Tanner lifted his brows in surprise. “She is the only child, but she cannot be queen?”

“She can be queen, but she cannot rule. Only the king rules.”

“That’s bullshit.”

Dane shrugged. “It is the way of our world.”

“It’s still bullshit.”

“As it happens, I agree with you. But we are not the ones in charge.”

“Too bad,” Tanner grumbled. If he were in charge, he sure as hell wouldn’t be in his current predicament.

A short time later, a guard entered the barn. He threw Tanner and the small pack of shifters a nervous look and then strode over to where Dane sat on the cold stone floor.

“I’m to take you to the king,” he announced to Dane. The guard pulled thick leather gloves over his hands before clumsily freeing Dane from the iron manacles. As he led Dane away, Tanner gave the lightbearer’s back a solid glare because Dane did not even try to escape.

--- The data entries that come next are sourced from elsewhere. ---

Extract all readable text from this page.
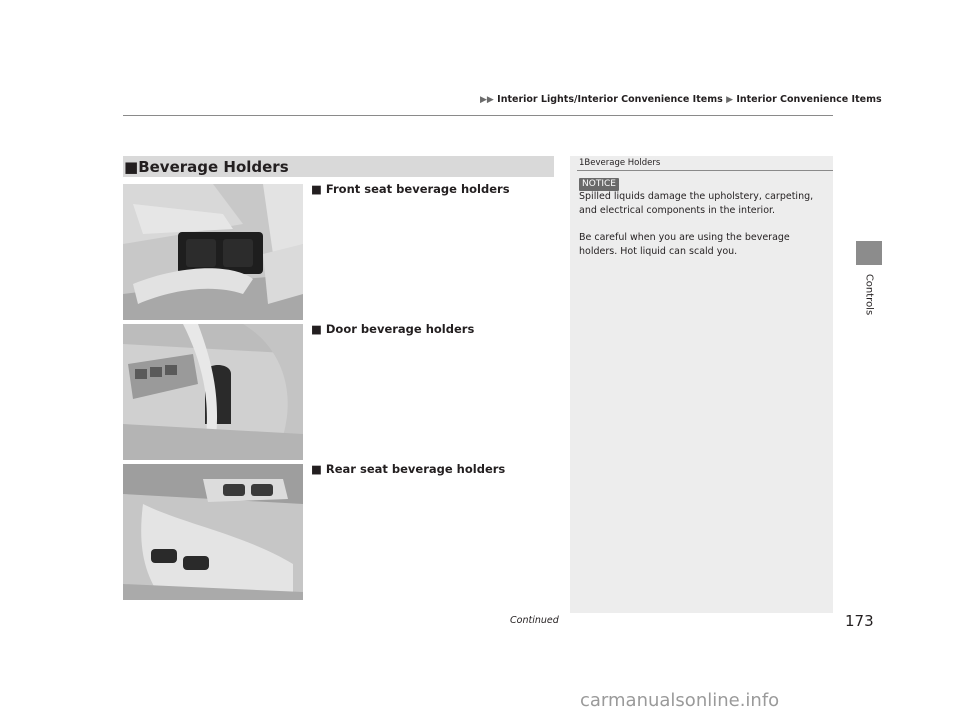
▶▶ Interior Lights/Interior Convenience Items ▶ Interior Convenience Items
Controls
■Beverage Holders
■ Front seat beverage holders
■ Door beverage holders
■ Rear seat beverage holders
1Beverage Holders
NOTICE
Spilled liquids damage the upholstery, carpeting, and electrical components in the interior.
Be careful when you are using the beverage holders. Hot liquid can scald you.
Continued	173
carmanualsonline.info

“We have to get the hell out of here,” Lisa complained. She’d bitched and moaned for the first hour or so of their captivity, but then she’d turned her focus to trying to comfort her pups and hadn’t spoken since.

“Where do you suppose they’re taking Dane?” Ariana wanted to know.

Tanner shook his head. “No idea.”

There wasn’t much else to say, so they fell silent, save for Sofia’s steady crying. Tanner stiffened and mentally prepared for battle when, a long time later, the doorknob twisted again. He wondered if they would take each prisoner one by one to their destiny. If that was the case, he would ask them to take him first, so he could plead for the release of the others. His life for theirs. It was a fair enough trade, right?

A lone figure slipped into the room, smaller than any of the guards and wearing a dress to boot.

“Olivia?”

Relief flooded her eyes when she lifted them to meet Tanner’s. She hurried across the room, clutching her skirt in a peculiar way. When she was close enough, he saw that she held an iron key within the folds of her skirt, so that it would not touch her person. Clumsily, she unlocked the manacles around Tanner’s wrists.

As soon as he was free, he swept her into his arms and, completely disregarding their audience, kissed her, fully and possessively. She melted into him.

“Oh Tanner,” she said with a sigh. “I have so much to say to you.”

“Later,” he promised. He pulled the key from her hand and then cursed and let it clatter to the floor. He shook his smoking hand and hissed in pain.

Olivia grabbed his hand and looked at the red and blistered palm. “I did not think shifters had an aversion to iron as we do.”

“They don’t,” Lisa supplied. She lifted her manacled wrists. “Think you can free the rest of us now? My daughter is going to be traumatized for life.”

“Yes, of course,” Olivia said. “I cannot heal you until we are out of this room,” she explained to Tanner. “It is warded against magic.” She bent and used her skirt as a barrier to pick up the iron key. Within moments, the entire entourage was free.

“How did you get in here?” Tanner demanded. Considering the way her eyes kept darting to the closed door, he had a feeling this was more of an escape than a declaration by the lightbearers that the shifters were to go free.

Olivia waved at the door. “Cecilia has a gift for not only getting into locked rooms, but also for distracting those of the male gender, when it serves her purposes. Come, we need to get out of this room.” They followed her to the door.